Japanese and Australian scientists, Deepest swimming fish ever recorded. In particular, it is a fish that was filmed swimming 8 kilometers below the surface, thus setting a new world record. animal of unknown species snail fish pseudoliparisRecorded at a depth of 8,336 meters In the Izu-Ogasawara Trench in southeast Japan. The images were taken from a diver who was part of an expedition that started last year.
Just days after scientists recorded this fish, they found two such snail fish. Pseudoliparis belyaevi, in the same submarine trench at a depth of 8,022 meters. The team claimed that these were the first fish to be recorded at depths greater than 8,000 meters.

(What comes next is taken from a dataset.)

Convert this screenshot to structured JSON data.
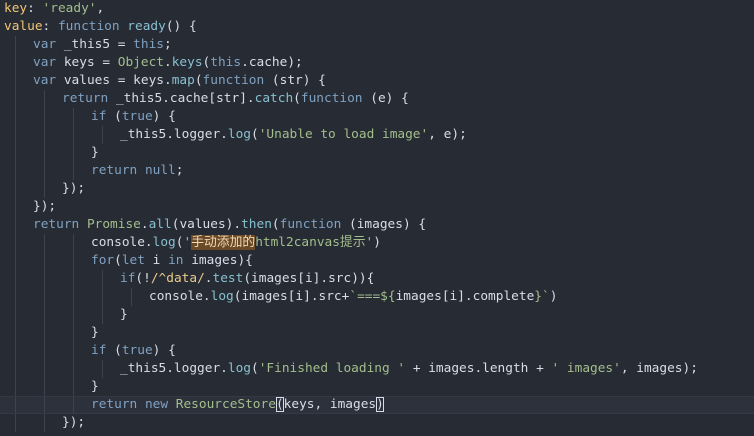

Scientists from the Deep Sea Research Center at Minderoo University in Western Australia set out to explore the Izu-Ogasawara and Ryukyu trenches of Japan, at depths of 8,000, 9,300 and 7,300 meters, respectively. , as part of a ten-year study of the world’s deepest fish stocks. The expedition started last year and, use autonomous deep-sea submarinesresearchers placed bait cameras deep in these pits.
Professor Alan Jamieson, the expedition’s lead scientist and founder of the Minderoo-UWA Deep Sea Research Center, pointed out that evolutionary adaptations allow: some species of snail fish can live about 1,000 meters deeper than where the fish live further from the surface.
More than 400 species of snails are known to live in a wide variety of habitats, from shallow waters to the darkness of the deep ocean. Under 8,000 meters of water, the pressure is 800 times greater than at the ocean surface.
The appearance of these fish surprised scientists. “When you imagine what the deepest fish in the world should look like, they’ll most likely be gnarled, black, with big teeth and small eyes,” Jamieson said. However, “probably [ese aspecto] It has nothing to do with the depth of the sea, but with the darkness of those regions.” Deep-sea adaptations tend to be less visible, he added.
Teens are deeper
In the video in question, the deepest recorded individual was a juvenile fish. Unlike other deep-sea fish species, young snails generally live deeper than adults.
“Because there’s nothing else beneath them, the shallow area of the range overlaps with many other deep-sea fish, so placing the fry in this area likely means they’ll be eaten,” Jamieson said.
Jamieson said the Japan expedition confirmed the theory that the Mariana snail, which was found at an altitude of 8,178 meters in the Mariana Trench in 2017, would not be the deepest fish in the world.
About a decade ago, Jamieson’s team had argued that it might be biologically impossible for fish to survive at depths greater than 8,200 to 8,400 meters.
It is intriguing that snail fish have adapted to a greater depth than any other vertebrate can survive, because they are not usually a deep sea breed. Most snail fish live in shallow waters such as estuaries.
Fish between 20 and 25 centimeters at these depths They feed on small crustaceans, which in turn feed on substances that fall into the pit when surface water creatures die.. “It can take weeks or months for these to sink in,” Jamieson said. However, the hungry crustaceans of the deep do not understand expiration dates and thus obtain an important food source.